Le réseau de l’Hérault, par exemple, est construit à grands frais, en voie normale et avec des installations modèles, dès 1872 et relie, entre autres, Montpellier à Palavas. Immortalisée par le dessinateur Dubout, la ligne est populaire et active. Mais l’automobile la videra de ses voyageurs dans les années 1950 et la tuera définitivement en 1968.
Dessin de Dubout paru en 1938, et inspiré par le fameux “petit train” de Palavas-les-Flots. Le talent du grand caricaturiste, hélas, n’a pas aidé la cause des chemins de fer secondaires et en a fait un objet de moquerie !
Abondance de personnel et aussi, pour un temps, de voyageurs pour les tramways de Royan ouverts vers 1898 en voie de 60 et vus ici en 1910. Hélas, dans les années 1930, beaucoup de lignes sont déjà fermées.
Du personnel en quantité, des voyageurs peu nombreux, un trafic marchandises déjà déclinant : nous sommes à Aigrefeuille en 1908. Devenue Loire-Atlantique en 1957, la Loire Inférieure a déjà perdu, entre 1935 et 1947, toutes ses petites lignes en voie métrique.

Il ne faut pas s’étonner de la mise de cette question sur le tapis. Après les premières lignes construites, on s’est préoccupé surtout d’aborder des régions de plus en plus accidentées, puis de faciliter le passage dans les courbes de faible rayon – car c’est à ces courbes que l’on doit le plus clair des économies réalisées dans l’établissement de la voie. Vers 1880 on en était aux rampes de 15 pour mille et aux courbes serrées à seulement 150 mètres de rayon en pleine voie. Dans les années 1930, on emploie couramment la rampe de 30 pour mille et la courbe de 100 mètres, ce qui est très peu. « On est même allé un peu vite dans ce sens, puisqu’on a établi ces rampes avant d’avoir des machines en état d’y remorquer des trains de quelque importance » écrit un ingénieur des Arts et Manufactures. C’est en effet depuis peu de temps, et longtemps après la construction des lignes, que l’on a trouvé… la locomotive qui allait avec,  avec les machines compound articulées d’Anatole Mallet qui ont permis de résoudre cette difficulté.

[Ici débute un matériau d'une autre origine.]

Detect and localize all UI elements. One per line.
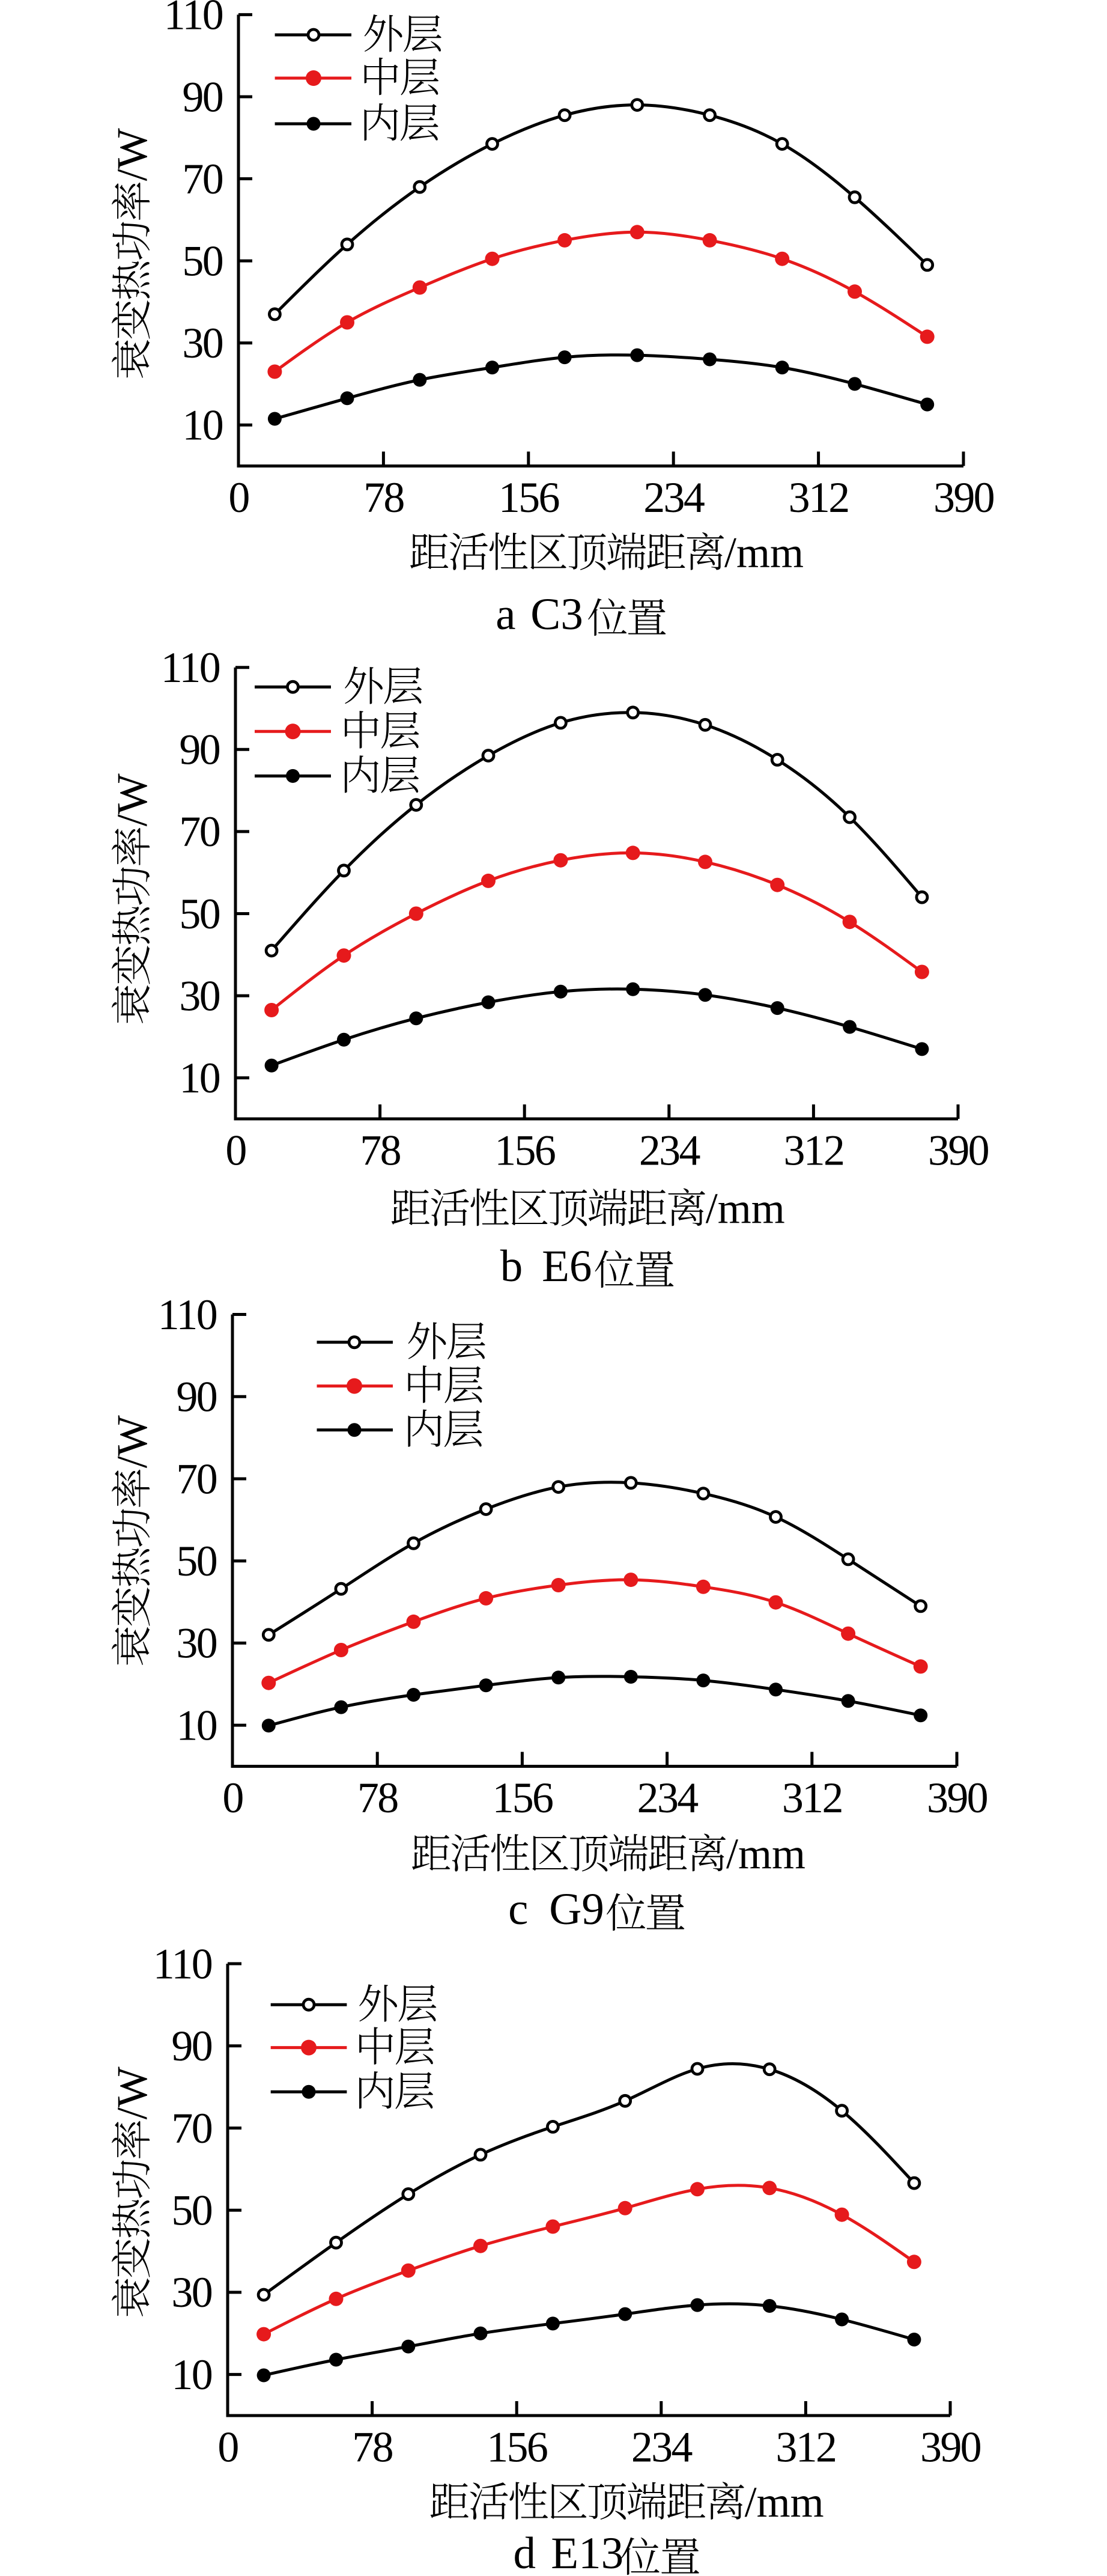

Le charbon ? La nature permettait, pensait-on, d’en user et d’en abuser.

A fortiori, ne s’est-on pas soucié de la consommation du combustible, et cela pour une raison péremptoire : on n’avait alors aucun moyen pratique de l’évaluer. Vers la fin du XIXe siècle on commence à pouvoir faire des comparaisons. Les machines consomment du combustible d’abord pour ce qu’on peut appeler les services accessoires : les allumages, les stationnements, les manœuvres, et ensuite elles consomment pour le parcours proprement dit, en raison du tonnage remorqué, ce qui est l’activité principale, bien entendu, et la plus remarquée.

Les consommations accessoires, déterminées par des essais. On a considéré une machine comme allumée, lorsqu’elle se trouve avec une pression et une hauteur de feu sur la grille la plaçant dans les mêmes conditions que lors de sa rentrée au dépôt. Le combustible ajouté ensuite pour mettre la machine en état de prendre la tête du train n’est pas brûlé au moment du départ et, en réalité, fait partie de la consommation de route. En faisant quelques allumages d’abord dans les conditions normales, c’est-à-dire avec la machine encore tiède de la veille, puis avec la machine froide après lavage, on obtient, en tenant compte du nombre de lavages par mois, la consommation moyenne pour un allumage.

Il est clair que la consommation par heure de stationnement varie suivant la durée du stationnement. Elle n’est, par exemple, que d’une heure et oblige à maintenir une pression élevée, ou elle est de cinq à six heures, ce qui permet de laisser baisser la pression. Il convient donc de prendre directement les consommations pour des stationnements d’abord à haute, puis à moyenne et à faible pression. On a ainsi des bases certaines pour fixer le chiffre moyen à adopter d’après la durée moyenne des stationnements sur une ligne donnée.

Pour une heure de manœuvre, on déduit la consommation de combustible de la dépense d’eau observée au tube de niveau. Il va de soi que ce relevé doit être fait dans les conditions moyennes que présentent les manœuvres sur la ligne dont il s’agit.

On obtient ainsi, pour des machines sont la surface de grille varie de 0,8 à 0,99 m2, et avec des quantités d’eau dans la chaudière variant de 1,4 à 1,95 m3, des consommations à l’allumage de 45 à 60 kg, de 5 à 6 kg par heure de stationnement, et de 20 à 35 kg par heure de manœuvre.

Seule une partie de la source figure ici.